Both Political Parties Talk About Post-Election Compromise


UPDATED: Thursday November 8, 2012 6:10 PM

The political landscape after the election looks a lot like it did before the election with a divided congress and no change in the White House.

It has people wondering if the parties will be able to come together.

“If you are the leader of a legislative group, you have to consider both sides of an issue,” said Jo Ann Davidson, former Ohio House Speaker.

Davidson said voters sent a message to lawmakers to debate the issues but prepare for compromise.

“You cannot solve problems when both sides come to the table and say ‘This is my position and I'm not giving an inch.’  Unfortunately, in today's world, too many people come in with that attitude,” said Davidson.

Davidson, along with senate minority leader Eric Kearney and Ohio Secretary of State Jon Husted, spoke about the election results at a post-election conference in Columbus.
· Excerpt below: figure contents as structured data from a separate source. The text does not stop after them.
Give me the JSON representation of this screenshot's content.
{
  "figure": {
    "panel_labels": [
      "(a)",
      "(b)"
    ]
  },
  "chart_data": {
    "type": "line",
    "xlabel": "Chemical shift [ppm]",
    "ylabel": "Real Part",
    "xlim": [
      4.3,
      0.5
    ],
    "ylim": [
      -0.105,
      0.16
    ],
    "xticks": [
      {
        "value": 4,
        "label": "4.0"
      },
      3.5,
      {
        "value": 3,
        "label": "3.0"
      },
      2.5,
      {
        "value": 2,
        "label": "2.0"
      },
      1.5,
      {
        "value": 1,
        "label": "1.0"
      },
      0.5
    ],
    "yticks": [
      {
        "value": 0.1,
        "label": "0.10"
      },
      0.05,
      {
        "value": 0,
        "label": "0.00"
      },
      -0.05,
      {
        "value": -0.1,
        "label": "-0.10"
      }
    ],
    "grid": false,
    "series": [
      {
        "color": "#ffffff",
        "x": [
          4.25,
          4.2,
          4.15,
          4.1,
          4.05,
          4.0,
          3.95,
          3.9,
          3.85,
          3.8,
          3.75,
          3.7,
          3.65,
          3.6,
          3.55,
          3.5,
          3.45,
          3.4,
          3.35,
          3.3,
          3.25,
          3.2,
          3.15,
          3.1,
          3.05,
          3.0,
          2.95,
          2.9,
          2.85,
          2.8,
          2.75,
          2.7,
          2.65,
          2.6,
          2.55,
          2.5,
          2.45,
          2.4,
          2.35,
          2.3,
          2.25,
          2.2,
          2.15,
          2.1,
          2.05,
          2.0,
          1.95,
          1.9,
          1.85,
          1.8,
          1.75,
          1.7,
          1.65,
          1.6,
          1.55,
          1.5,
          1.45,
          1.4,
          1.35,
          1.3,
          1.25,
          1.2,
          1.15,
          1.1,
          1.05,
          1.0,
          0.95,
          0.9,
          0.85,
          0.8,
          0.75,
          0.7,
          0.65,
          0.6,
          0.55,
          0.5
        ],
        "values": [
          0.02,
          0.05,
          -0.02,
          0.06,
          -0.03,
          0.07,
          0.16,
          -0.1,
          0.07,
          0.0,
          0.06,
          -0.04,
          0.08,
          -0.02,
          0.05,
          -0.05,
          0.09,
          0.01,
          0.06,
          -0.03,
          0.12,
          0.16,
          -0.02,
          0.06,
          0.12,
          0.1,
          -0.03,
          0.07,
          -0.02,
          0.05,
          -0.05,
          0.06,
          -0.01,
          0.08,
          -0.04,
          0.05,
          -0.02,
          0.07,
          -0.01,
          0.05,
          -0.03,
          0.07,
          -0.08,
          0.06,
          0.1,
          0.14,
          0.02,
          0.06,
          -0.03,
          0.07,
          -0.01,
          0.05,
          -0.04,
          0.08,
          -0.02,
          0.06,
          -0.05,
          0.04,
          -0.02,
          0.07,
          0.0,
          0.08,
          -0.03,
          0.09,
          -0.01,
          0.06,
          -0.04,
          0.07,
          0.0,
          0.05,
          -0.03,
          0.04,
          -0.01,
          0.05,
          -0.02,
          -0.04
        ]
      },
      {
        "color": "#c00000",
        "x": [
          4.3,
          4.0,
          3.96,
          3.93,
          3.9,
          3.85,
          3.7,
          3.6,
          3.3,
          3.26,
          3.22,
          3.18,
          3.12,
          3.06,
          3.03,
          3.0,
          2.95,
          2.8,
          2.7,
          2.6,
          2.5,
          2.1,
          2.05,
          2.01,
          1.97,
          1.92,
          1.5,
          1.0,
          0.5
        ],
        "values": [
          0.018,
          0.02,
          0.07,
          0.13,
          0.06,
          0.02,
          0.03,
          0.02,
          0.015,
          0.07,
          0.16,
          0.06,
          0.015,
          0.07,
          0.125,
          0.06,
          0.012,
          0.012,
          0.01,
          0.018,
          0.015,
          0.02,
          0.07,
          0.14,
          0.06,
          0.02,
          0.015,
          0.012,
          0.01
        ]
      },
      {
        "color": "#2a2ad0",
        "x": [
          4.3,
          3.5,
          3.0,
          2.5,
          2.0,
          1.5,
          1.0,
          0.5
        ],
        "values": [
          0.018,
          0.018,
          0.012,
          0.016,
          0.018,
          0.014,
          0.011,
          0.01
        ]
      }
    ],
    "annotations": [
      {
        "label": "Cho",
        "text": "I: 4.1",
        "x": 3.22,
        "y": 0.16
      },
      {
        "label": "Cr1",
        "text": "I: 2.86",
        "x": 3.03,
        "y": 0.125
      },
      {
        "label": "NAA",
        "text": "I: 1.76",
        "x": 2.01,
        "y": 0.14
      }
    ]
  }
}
“I got a lot of questions from the national media about whether Ohio would be the next Florida.  Well, Florida is the next Florida.  Things ran great here in Ohio,” said Jon Husted, Secretary of State.

For Republican Husted, there have been compliments, and criticisms, aimed at his handling of the election.

“In terms of execution I think the secretary of state did a good job.  I think in terms of clarity, there's a lot of work to be done on the front end,” said Democrat Eric Kearney.

Kearney said the first test for bipartisanship will be soon as state lawmakers prepare for a lame-duck session.

Ohio activists are also looking for more cooperation.

“Many in the non-profit communities, we feel the same way.  Ohioans don't wake up and ask ‘Do we live in a red or blue state?’  They could care less,” said Jack Shaner, executive director of the Ohio Environmental Council.

It's a message Husted believes was heard by both parties.

“It's still about what the folks in the center want to see from their government that decides elections.  It's not the political left or political right,” said Husted.

The Impact Ohio conference is co-sponsored by the Ohio Republican Party and the Ohio Democratic Party, as well as other statewide organizations.